Lafon and colleagues used in vitro cultures of a human postmitotic neuron-derived cell line, NT2-N, which displays characteristics of fully mature human neurons upon transplantation into the brain, and infected them with rabies virus (RABV) or herpes simplex type 1 virus (HSV-1).

Searching for neuronal genes of which transcription is upregulated during infection through microarray analysis (using cut-off of a twofold increase to identify upregulated genes), they found that RABV infection increased the transcription of 228 genes, and HSV-1 infection increased the transcription of 263 genes. RABV upregulated 56 genes of the immunity cluster of genes (24% of all genes upregulated by RABV), whereas HSV-1 upregulated only 13 genes in this cluster (4.9% of all genes upregulated by HSV-1). Of all the genes upregulated by RABV, the 25 genes for which expression was most strongly stimulated were all involved in the innate immune response, including the interferon-β (IFN-β) gene, IFN-β primary and secondary response genes, as well as genes for chemokines, inflammatory cytokines and molecules with antiviral activities. Infection with HSV-1, on the other hand, did not upregulate IFN-β gene transcripts. Microarray results were confirmed by real-time PCR, immunocytochemistry and ELISA.

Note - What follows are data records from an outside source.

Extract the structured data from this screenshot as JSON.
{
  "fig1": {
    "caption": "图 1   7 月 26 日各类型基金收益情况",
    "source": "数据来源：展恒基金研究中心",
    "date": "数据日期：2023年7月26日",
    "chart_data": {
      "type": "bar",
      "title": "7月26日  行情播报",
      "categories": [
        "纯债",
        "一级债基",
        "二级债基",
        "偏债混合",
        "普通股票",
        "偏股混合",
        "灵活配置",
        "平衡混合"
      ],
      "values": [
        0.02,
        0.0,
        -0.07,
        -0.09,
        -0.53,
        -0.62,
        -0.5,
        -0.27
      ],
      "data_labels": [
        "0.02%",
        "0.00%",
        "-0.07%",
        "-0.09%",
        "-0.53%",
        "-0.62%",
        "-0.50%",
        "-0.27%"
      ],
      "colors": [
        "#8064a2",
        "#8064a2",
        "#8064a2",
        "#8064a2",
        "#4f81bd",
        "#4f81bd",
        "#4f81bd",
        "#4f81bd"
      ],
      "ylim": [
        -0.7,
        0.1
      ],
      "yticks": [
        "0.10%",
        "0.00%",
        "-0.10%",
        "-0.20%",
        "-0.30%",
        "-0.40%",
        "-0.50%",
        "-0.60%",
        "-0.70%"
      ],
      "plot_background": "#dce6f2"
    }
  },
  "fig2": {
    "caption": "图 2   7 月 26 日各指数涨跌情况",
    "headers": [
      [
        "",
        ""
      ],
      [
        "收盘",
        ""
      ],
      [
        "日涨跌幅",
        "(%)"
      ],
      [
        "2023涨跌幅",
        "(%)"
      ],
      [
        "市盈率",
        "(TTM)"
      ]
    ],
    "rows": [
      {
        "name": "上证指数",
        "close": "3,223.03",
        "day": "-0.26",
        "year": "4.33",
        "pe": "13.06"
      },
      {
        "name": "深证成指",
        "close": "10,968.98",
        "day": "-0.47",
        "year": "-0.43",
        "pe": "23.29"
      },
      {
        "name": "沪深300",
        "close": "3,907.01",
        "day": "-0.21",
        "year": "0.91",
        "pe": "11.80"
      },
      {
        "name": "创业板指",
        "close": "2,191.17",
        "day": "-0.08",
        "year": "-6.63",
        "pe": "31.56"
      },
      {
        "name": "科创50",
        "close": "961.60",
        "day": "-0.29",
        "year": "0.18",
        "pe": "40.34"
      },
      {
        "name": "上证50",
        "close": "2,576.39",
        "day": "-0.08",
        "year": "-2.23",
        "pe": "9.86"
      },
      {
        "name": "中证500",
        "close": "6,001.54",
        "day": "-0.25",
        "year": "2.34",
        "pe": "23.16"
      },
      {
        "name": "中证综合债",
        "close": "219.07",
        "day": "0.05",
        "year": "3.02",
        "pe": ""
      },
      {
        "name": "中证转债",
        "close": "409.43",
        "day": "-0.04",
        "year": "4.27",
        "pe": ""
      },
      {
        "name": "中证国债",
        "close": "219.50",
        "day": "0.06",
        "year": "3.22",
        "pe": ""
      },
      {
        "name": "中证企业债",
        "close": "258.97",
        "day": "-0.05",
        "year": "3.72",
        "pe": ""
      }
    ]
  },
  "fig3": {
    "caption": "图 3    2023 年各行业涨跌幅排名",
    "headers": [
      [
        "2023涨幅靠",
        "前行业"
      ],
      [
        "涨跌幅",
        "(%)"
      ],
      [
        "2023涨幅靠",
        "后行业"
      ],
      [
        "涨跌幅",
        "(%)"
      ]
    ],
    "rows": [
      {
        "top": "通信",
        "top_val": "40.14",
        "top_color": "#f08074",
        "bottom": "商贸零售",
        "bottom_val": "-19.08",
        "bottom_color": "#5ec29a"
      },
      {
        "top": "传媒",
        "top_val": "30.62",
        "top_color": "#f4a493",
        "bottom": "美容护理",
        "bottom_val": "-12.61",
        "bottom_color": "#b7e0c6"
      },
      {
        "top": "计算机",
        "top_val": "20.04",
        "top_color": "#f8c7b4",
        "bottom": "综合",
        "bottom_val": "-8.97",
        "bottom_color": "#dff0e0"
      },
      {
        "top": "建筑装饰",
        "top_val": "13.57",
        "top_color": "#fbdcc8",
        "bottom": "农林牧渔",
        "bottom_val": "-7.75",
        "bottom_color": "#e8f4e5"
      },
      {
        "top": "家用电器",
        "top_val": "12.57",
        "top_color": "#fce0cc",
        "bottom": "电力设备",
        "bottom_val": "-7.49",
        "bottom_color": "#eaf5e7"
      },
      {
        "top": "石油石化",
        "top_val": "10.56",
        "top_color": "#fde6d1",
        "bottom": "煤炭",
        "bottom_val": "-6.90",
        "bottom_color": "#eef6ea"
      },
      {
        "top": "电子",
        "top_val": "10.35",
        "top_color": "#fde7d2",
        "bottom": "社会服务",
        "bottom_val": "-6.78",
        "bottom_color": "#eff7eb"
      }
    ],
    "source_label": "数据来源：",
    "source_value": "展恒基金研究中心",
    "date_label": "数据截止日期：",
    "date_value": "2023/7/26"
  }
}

Microarray analysis also revealed that NT2-N cells express genes that code for molecules which can sense double-stranded RNA (dsRNA, a molecular signature of RNA viruses), including Toll-like receptor 3 (TLR3). This was confirmed by immunocytochemistry using antibody directed against the human TLR3. Treatment of NT2-N cells with dsRNA led to the upregulation of some genes that are involved in innate immunity. Similar treatment with lipopolysaccharide, found on the outer leaflet of the outer membrane of Gram-negative bacteria, had limited effect. In addition, human postmitotic neurons were responsive to a treatment with IFN-β, suggesting that they also express receptors to IFN-α/β (IFN-Rα/β).

These results establish that human neurons are capable of sensing and responding to viral infection, and that dsRNA could be the main viral element that is sensed by human neurons as a trigger of an innate immune response.